The Research Corporation of the University of Hawaiʻi (RCUH), which services the entire 10-campus UH System, has awarded the Maunakea Rangers first place as an exemplary team for their contributions and impact to research conducted on the mauna. The rangers are Mark Ellis, Robert Madrigal, Oscar Poua, and Tommy Waltjen.
The RCUH awards were presented at a luncheon event on October 24. A selection committee comprised of Peter Adler, Sarah Guay and Taryn Salmon selected the awardees.
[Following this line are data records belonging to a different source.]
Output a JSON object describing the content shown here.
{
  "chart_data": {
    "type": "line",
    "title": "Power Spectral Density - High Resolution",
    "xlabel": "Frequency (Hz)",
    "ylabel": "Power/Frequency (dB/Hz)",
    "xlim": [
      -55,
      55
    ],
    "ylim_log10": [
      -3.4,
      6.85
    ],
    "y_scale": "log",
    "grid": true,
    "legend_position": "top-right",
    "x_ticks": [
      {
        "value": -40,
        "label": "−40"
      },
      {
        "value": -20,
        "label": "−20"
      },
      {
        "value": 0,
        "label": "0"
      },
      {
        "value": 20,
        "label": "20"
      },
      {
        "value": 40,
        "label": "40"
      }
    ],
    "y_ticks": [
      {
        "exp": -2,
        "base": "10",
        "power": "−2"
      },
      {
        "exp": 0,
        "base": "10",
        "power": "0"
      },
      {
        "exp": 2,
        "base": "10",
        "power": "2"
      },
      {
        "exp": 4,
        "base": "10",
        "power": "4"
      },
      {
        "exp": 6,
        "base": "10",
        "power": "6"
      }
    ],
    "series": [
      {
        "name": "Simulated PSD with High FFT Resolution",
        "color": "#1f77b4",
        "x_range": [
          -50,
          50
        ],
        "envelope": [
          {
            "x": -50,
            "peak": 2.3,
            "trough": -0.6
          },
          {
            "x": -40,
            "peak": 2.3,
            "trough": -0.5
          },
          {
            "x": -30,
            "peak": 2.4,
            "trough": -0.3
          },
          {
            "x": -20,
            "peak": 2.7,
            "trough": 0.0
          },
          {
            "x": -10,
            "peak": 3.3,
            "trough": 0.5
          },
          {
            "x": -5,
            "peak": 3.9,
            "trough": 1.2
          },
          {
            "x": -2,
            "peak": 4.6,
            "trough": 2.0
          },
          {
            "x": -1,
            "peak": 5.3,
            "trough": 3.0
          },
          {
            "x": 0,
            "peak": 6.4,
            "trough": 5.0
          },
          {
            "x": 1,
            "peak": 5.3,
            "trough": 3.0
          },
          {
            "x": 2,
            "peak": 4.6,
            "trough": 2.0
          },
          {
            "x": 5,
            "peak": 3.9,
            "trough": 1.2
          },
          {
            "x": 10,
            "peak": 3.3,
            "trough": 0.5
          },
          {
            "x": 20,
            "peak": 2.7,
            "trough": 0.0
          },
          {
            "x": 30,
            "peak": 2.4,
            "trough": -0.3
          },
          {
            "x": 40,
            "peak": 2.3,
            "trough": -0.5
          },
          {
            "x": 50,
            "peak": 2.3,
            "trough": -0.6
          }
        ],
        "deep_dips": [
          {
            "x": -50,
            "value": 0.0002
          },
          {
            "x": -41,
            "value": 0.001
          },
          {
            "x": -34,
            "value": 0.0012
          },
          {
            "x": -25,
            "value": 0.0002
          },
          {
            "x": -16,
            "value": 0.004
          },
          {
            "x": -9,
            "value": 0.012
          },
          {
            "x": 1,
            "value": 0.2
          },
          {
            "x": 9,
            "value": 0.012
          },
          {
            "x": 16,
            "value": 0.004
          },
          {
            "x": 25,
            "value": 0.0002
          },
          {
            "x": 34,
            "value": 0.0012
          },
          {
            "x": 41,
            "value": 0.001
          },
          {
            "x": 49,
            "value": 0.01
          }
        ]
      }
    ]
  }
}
RCUH was established by the state in 1965 as a public agency and is attached to UH for administrative purposes. The Maunakea Rangers are part of the Center for Maunakea Stewardship, which reports directly to the Office of the Chancellor at the University of Hawai‘i at Hilo.
The awards covered three categories (Team, Project Support Staff, and Researcher/Project Manager) based on the following:
- Initiative, leadership and resourcefulness in carrying out their achievements.
- Impact of their achievements on the project, professional field and/or larger community.
- Other variables such as the significance or quality of their achievements.
Each individual received a certificate and cash award. First-place awardees received $1,000 (shared equally by team members), while second-place awardees received $500 (shared equally by team members).
The rangers received first place in the team category, tied with the Cooperative Institute for Marine and Atmospheric Research, UH Mānoa School of Ocean and Earth Science and Technology (Corinne Amir, Jonny Charendoff, Mia Lamirand, Frances Lichowski).
Second Place in Team Category: Ola HAWAII, UH Mānoa John A. Burns School of Medicine (Grace Matsuura, Kimberley Spencer-Tolentino, JoAnn Tsark). Honorable Mention: Applied Research Laboratory, UH Maui (Yvette Gurule, Gerry Smith, Kelly Suzuki Payba, Lynette Yamamoto).
Shortly after its founding in the fall of 2000, the Center for Maunakea Stewardship established the ranger program to provide daily oversight of activities on UH managed lands to protect the resources and to provide for public safety. A key responsibility is informing visitors about the cultural, natural and scientific significance, as well as the hazards of visiting the mountain. They conduct daily patrols between mid-level (9,200′) facilities and the summit. Patrol reports are submitted daily.
Rangers perform a variety of other duties including providing emergency assistance, assisting stranded motorists, coordinating litter removal, conducting trail maintenance, inspecting the observatories for compliance with their Conservation District Use Permits, and providing visitors with cultural information about Maunakea.